Schulz suffered a stroke in November 1999; he was also diagnosed with colon cancer. He announced his retirement in December, and died at home on February 12, 2000 — the night before the final Peanuts strip appeared in the papers. Charlie Brown and his friends are still beloved by young and old alike. When Jim Davis, creator of Garfield, showed his two-year-old son a drawing of the famous fat tabby cat, the boy promptly and joyfully cried out, “Snoopy!” Last year, a new 3-D Peanuts feature film hit the theaters to celebrate the 65th anniversary of the strip, and the 50th anniversary of A Charlie Brown Christmas, the first animated Peanuts special.

It’s the birthday of novelist Graham Greene (books by this author), born in Berkhamsted, England (1904). He came from a well-off family, but he had an unhappy childhood — he was frequently depressed and even went to psychoanalysis when he was 16, a rare thing at the time. He graduated from Oxford, then began his career writing essays and reviews. Greene was an avowed atheist, but he had been questioning his faith since his days at boarding school. He wrote about one particularly miserable episode of bullying: “So faith came to one — shapelessly, without dogma, a presence above a croquet lawn, something associated with violence, cruelty, evil across the way. I began to believe in heaven because I believed in hell, but for a long while it was only hell I could picture with a certain intimacy.”

When he was 21, he wrote an essay referring to Catholics as people who “worship” the Virgin Mary. He received an indignant reply from a young woman named Vivien Dayrell-Browning, explaining that Catholics did not worship the Virgin Mary, they venerated her. He wrote her back, they met, and Greene was smitten. Unfortunately, Dayrell-Browning was a very devout Catholic, and she had several more eligible men courting her. But Greene was stubborn. He wrote her no less than 2,000 letters and postcards, sometimes three a day. And he converted to Catholicism. How much of his conversion was influenced by his future wife, and how much by other spiritual motives, no one knows for sure. But he became a Catholic, married Vivien, and went on to write novels about characters struggling to reconcile their faith with the rest of their lives. He published his first novel, The Man Within (1929), when he was just 25, and it was successful enough that he was able to work as a full-time novelist.

About 10 years into his marriage, Greene began the first of a series of affairs that would continue for the rest of his life. Although he and his wife eventually separated, they never divorced.

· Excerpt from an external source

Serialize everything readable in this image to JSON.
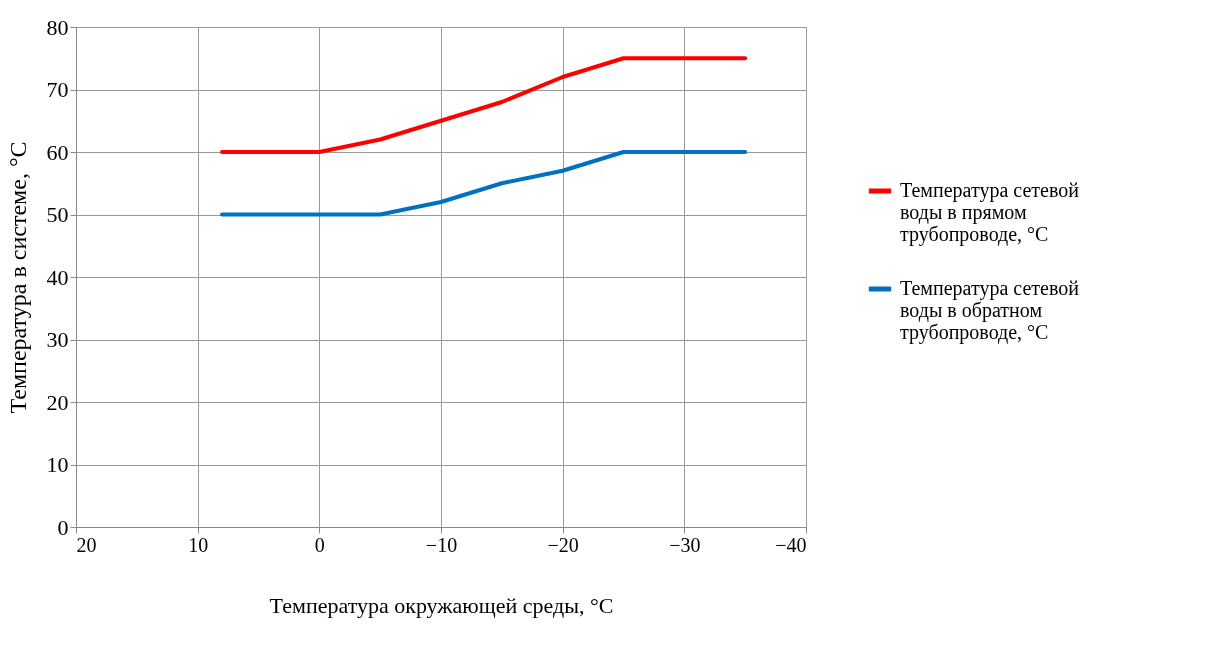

The Power and the Glory (1940) is a novel about an old Mexican priest. He calls himself a “whisky priest” and looks back on his life of excess — drinking, adultery, even fathering a child with one of his parishioners. At the end of his life, he is living on the run, practicing his faith even though the new revolutionary government has outlawed Catholic sacraments. The Power and the Glory was so popular that it attracted the attention of the Vatican, which appointed two different people to review it and decide whether the Church should take an official position. The two readers had similar reactions to the novel. One wrote: “Odd and paradoxical, a true product of the disturbed, confused, and audacious character of today’s civilization. For me, the book is sad.” They thought it should never have been written, but they also knew it would look bad for the Church to officially condemn it, since Greene was the most famous Catholic writer in England. Instead, they recommended that Greene’s bishop privately scold him for it and direct Greene “to write other books in a different tone, attempting to correct the defects of this one.” Greene did nothing of the sort, and continued to write about characters struggling with their own moral failings and their Catholicism in novels like The Heart of the Matter (1948) and The End of the Affair (1951), which he dedicated to his mistress.

Greene’s other novels include Brighton Rock (1938), The Third Man (1949), The Quiet American (1955), The Comedians (1966), and The Honorary Consul (1973).